Adversary Lab analysis works by training a classifier on two observed data sets, the "allow" set and the "block" set. For instance, a simulated adversary could allow HTTP, but block HTTPS. By training the system with HTTP and HTTPS data, it will generate a rule that distinguishes these two classes of traffic based on properties observed in the traffic.
Swift 5.0, included in Xcode 11
Install and run Redis.
You can install it with Homebrew
brew install redis brew services start redis
Or refer to the Redis documentation to install it manually.

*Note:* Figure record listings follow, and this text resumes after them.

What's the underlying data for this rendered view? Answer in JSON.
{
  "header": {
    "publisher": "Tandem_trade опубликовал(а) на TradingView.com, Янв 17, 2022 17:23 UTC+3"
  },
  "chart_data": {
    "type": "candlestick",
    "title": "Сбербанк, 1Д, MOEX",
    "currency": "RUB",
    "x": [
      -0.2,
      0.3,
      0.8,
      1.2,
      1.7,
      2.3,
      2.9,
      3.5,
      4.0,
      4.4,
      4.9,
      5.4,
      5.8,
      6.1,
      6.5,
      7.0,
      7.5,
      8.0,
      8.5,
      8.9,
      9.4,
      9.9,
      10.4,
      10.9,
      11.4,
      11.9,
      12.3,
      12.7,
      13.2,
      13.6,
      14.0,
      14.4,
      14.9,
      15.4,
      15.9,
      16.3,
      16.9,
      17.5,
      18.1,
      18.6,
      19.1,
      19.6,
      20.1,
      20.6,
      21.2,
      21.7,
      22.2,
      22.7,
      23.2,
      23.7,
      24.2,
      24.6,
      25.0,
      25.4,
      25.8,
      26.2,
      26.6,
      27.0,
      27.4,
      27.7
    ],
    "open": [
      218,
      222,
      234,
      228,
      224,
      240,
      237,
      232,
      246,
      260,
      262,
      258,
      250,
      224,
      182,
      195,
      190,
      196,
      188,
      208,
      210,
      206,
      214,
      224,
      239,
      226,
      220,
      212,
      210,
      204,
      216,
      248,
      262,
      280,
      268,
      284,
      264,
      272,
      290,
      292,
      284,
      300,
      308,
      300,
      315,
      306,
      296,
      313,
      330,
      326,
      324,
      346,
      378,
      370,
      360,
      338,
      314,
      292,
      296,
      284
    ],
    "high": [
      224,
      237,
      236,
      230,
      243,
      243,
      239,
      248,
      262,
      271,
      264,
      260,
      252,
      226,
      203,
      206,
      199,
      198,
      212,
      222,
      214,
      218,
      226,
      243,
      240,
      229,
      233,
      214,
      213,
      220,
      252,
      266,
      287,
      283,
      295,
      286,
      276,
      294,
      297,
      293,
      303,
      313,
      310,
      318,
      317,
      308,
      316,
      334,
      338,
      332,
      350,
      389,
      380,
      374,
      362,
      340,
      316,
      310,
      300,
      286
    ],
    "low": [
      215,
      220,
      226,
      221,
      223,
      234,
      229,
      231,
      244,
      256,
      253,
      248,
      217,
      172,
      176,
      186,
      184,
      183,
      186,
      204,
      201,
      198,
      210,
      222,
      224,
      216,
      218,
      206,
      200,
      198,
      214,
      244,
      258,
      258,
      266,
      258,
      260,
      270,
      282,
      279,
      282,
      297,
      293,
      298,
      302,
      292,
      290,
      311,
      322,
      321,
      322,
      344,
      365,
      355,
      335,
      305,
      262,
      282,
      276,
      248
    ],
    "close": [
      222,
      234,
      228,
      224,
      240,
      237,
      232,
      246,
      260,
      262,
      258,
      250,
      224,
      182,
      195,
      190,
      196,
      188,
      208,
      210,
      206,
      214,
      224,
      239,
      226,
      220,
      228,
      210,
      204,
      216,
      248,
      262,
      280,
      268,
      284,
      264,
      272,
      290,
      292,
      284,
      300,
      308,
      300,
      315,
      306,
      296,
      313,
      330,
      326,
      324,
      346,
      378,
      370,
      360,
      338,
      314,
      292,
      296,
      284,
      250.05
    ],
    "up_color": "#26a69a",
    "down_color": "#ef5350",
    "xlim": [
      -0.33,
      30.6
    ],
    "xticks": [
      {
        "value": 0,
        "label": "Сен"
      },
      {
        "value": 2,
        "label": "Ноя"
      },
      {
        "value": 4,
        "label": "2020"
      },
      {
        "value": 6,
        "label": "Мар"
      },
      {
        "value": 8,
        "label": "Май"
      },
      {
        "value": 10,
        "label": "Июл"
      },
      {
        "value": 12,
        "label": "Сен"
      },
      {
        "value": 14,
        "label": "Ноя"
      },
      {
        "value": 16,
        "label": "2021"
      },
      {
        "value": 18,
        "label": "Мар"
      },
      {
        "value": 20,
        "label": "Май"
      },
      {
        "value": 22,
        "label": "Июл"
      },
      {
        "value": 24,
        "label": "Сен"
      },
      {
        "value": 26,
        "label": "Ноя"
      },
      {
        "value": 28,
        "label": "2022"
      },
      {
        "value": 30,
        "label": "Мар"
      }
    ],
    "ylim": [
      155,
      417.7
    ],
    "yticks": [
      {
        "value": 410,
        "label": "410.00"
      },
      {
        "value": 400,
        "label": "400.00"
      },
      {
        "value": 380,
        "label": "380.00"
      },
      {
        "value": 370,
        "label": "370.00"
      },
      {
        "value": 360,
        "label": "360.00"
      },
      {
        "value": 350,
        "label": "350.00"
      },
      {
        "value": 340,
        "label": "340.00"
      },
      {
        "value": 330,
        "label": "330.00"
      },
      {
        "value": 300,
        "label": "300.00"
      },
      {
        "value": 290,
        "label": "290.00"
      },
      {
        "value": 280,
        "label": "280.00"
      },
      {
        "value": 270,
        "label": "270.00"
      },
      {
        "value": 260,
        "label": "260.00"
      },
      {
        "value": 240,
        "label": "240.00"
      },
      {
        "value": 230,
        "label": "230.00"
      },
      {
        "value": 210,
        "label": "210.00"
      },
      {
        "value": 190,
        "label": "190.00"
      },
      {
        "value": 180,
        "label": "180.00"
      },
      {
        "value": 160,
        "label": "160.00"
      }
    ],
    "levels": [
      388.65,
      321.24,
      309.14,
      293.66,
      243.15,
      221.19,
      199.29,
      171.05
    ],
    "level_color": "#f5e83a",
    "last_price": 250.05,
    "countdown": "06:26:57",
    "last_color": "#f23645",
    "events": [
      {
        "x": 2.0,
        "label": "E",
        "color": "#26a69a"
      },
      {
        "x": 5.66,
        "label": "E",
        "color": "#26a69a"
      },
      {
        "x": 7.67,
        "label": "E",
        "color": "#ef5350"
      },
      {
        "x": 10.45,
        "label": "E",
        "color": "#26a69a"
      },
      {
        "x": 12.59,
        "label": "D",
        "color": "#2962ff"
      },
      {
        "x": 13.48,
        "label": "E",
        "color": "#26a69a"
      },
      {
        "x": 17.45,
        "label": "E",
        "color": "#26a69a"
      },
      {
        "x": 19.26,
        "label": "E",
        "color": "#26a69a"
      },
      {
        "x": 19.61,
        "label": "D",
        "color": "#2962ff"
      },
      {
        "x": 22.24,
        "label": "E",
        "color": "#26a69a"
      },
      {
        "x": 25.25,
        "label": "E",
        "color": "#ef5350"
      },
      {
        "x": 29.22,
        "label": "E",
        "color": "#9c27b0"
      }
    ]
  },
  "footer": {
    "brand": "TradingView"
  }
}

Check out the project from Github
git clone https://github.com/OperatorFoundation/AdversaryLab cd AdversaryLab
Install the Swift Package used by the graphical interface. Swift packages are now handled in xcode. There is no longer a sub-project for updating packages via command line.
Add the following executables to the AdversaryLab/Executables/ folder: redis-cli, redis-server, and AdversaryLabClient. Please note that this project requires the Swift version of the client, it is no longer compatible with the Go version.
Open the Xcode project. Once you have addressed signing as needed, and Xcode has downloaded the dependencies (packages), you can click the Run button to run the Adversary Lab graphical interface.
To add network traffic to Adversary Lab for analysis, you need the AdversaryLabClient command line tool. For the installation instructions to install and use the command line tool.
- Auburn - An idiomatic Swift library for using Redis
- RedShot - Lightweight Redis client for Swift
- Datable - Swift convenience functions to convert between various different types and Data
- Redis - A fast database with support for data structures
Please read CONTRIBUTING.md for details on our code of conduct, and the process for submitting pull requests.
- Dr. Brandon Wiley - Concept and initial work - Operator Foundation
- Adelita Schule - Swift implementation - Operator Foundation
This project is licensed under the GPLv3 License - see the LICENSE.md file for details
AdversaryLab is based on Dr. Brandon Wiley's dissertation work, "Circumventing Network Filtering with Polymorphic Protocol Shapeshifting".